[CERPEN] PESAWAT RADIO

Andrew Nordin

Awan mendung yang semenjak tadi bergelantungan berangsur mengucurkan rintik-rintik tipis. Seolah berpacu dengan air langit yang kian membuatnya kuyup, gadis itu dengan lincahnya berbelok, lantas melompati becekan yang berserak di jalanan setapak. Tubuh mungilnya melesat seperti anak kancil, dan petir pun semakin terbahak riang. Melahirkan suara-suara gelegar yang membuat sekian makhluk di bumi menyelinap masuk.

Sati melirik kanan-kiri.
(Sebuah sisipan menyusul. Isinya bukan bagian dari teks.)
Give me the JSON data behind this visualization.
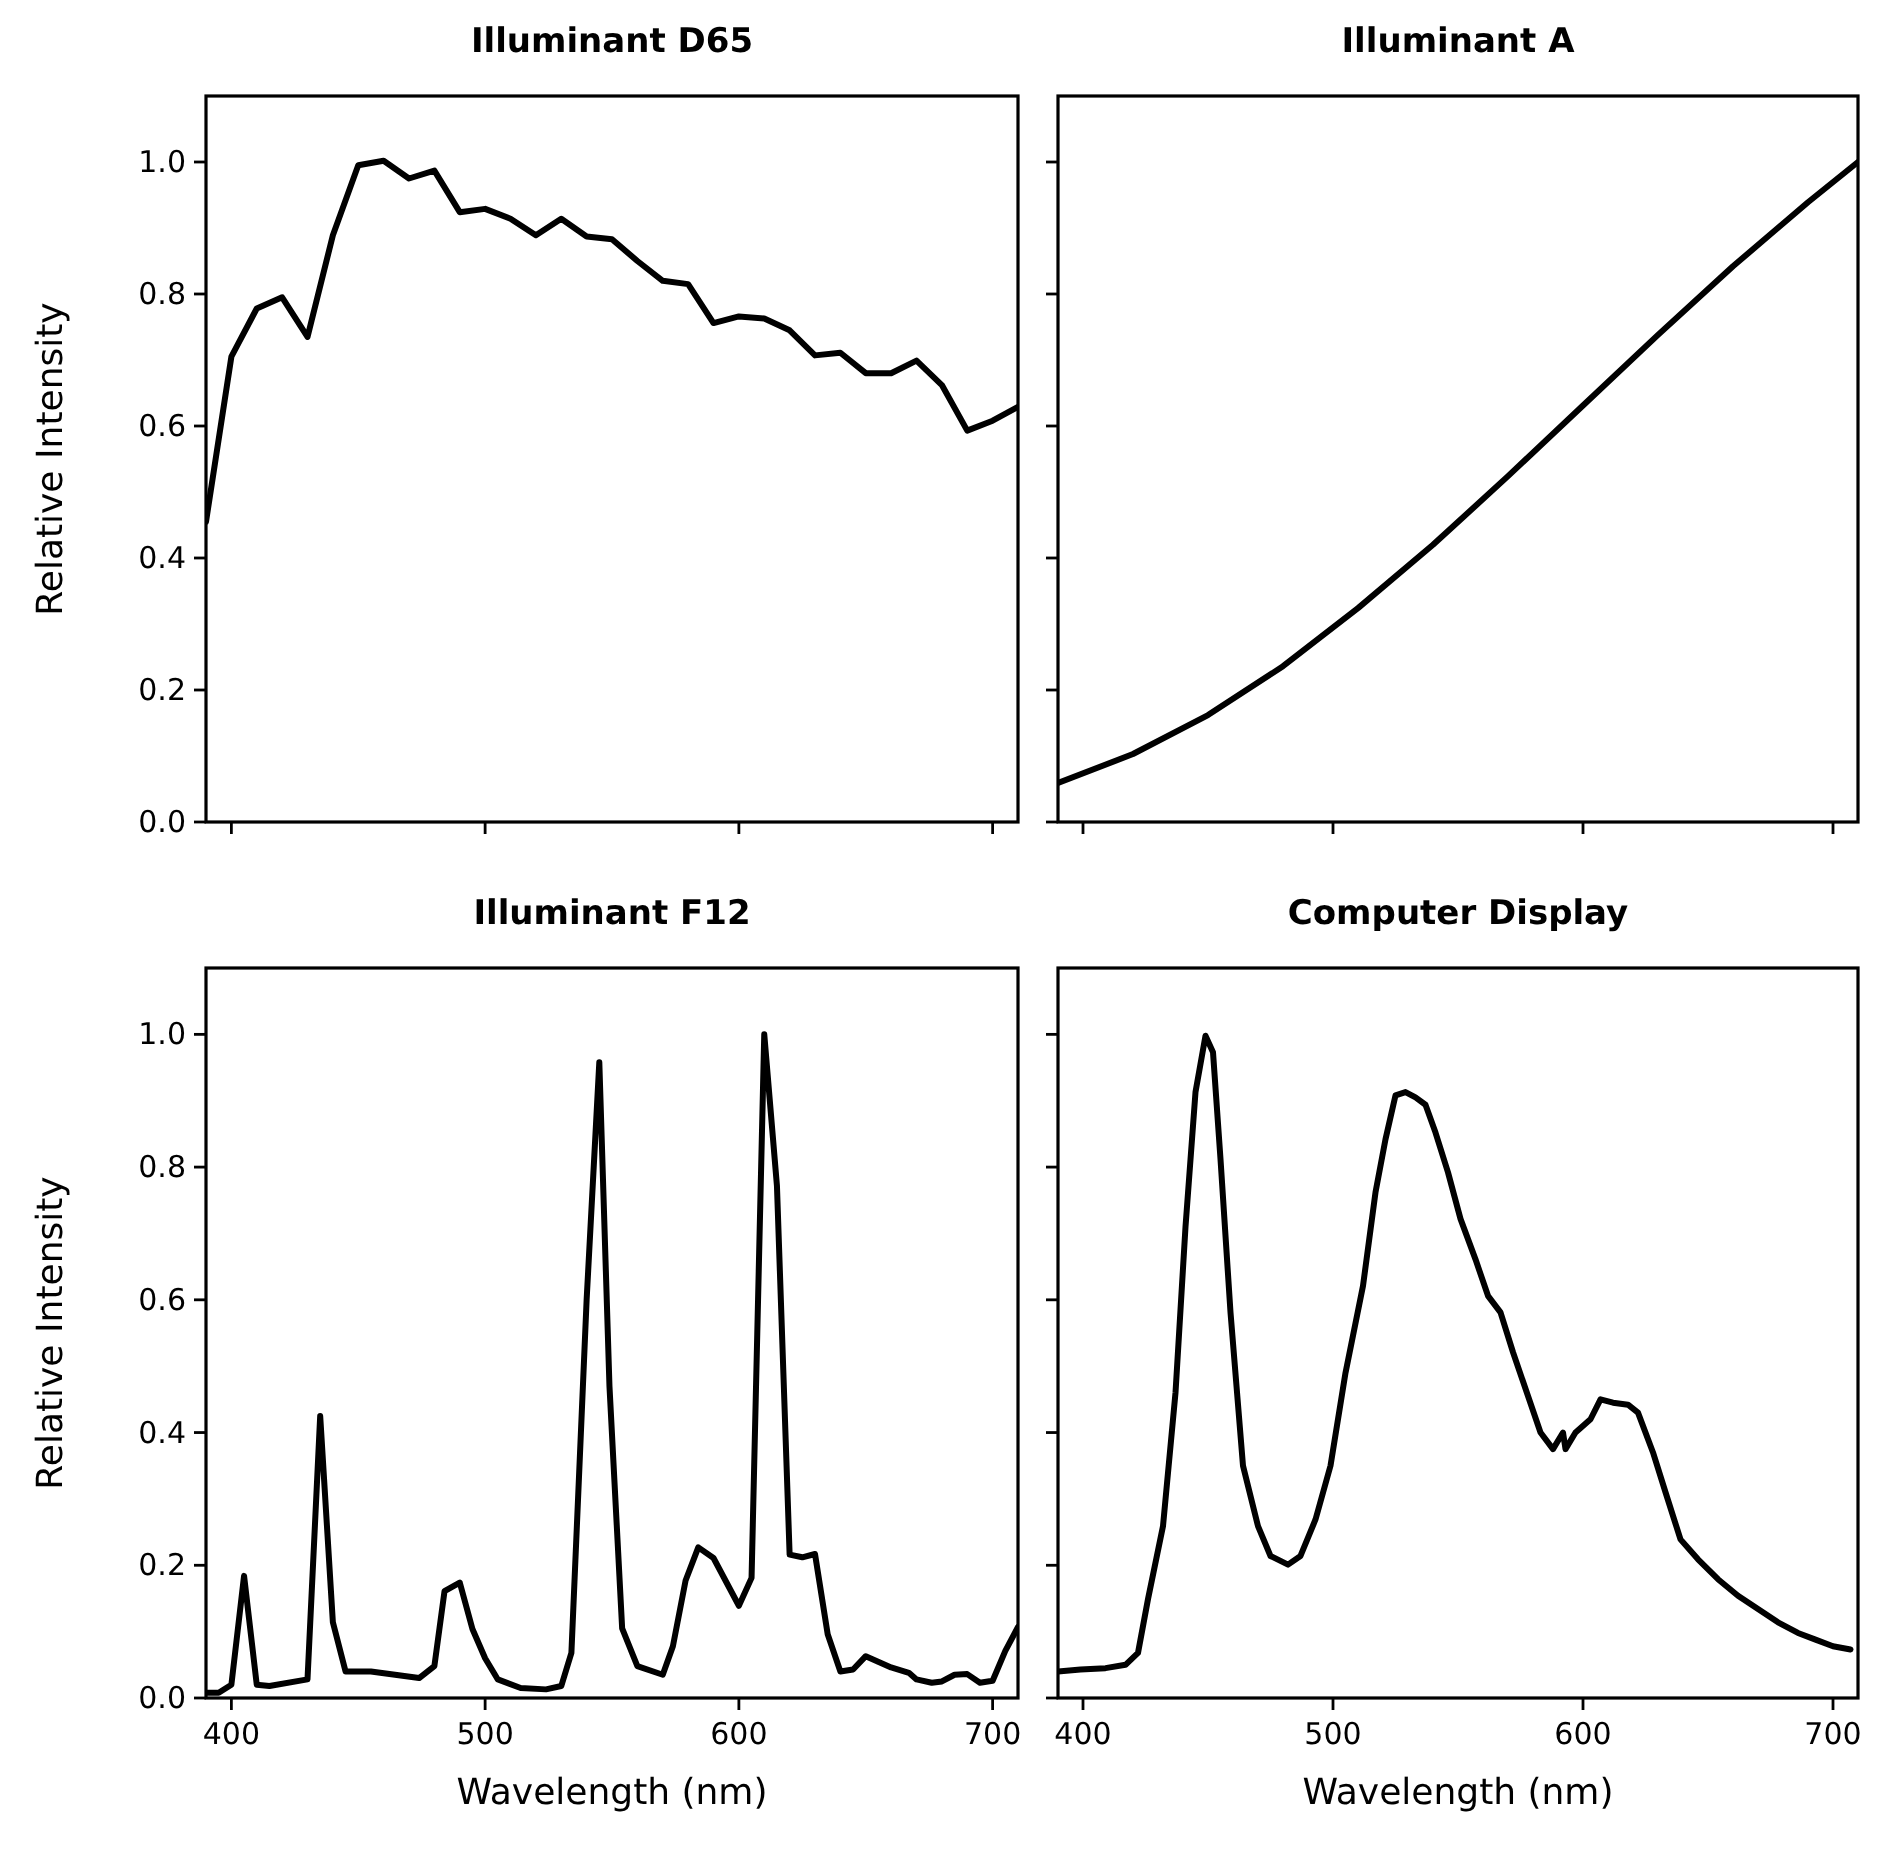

Hujan seakan menyembunyikan segenap kehidupan di perkampungan yang biasanya selalu ramai. Heran, di petang itu semua terasa muram, lampu yang menyala tampak remang-remang seperti disaput kabut. Sekian pintu di antara rumah-rumah yang berderet kini juga hampir seluruhnya terkatup rapat.

“Usup!” Sati mulai menggedor pintu cokelat yang nyaris segenap permukaannya ditempeli beragam stiker. “Usup, ini gua, Sati. Cepet bukain. Dingin, nih!” panggilnya lagi dengan suara bergetar, setengah menggigil.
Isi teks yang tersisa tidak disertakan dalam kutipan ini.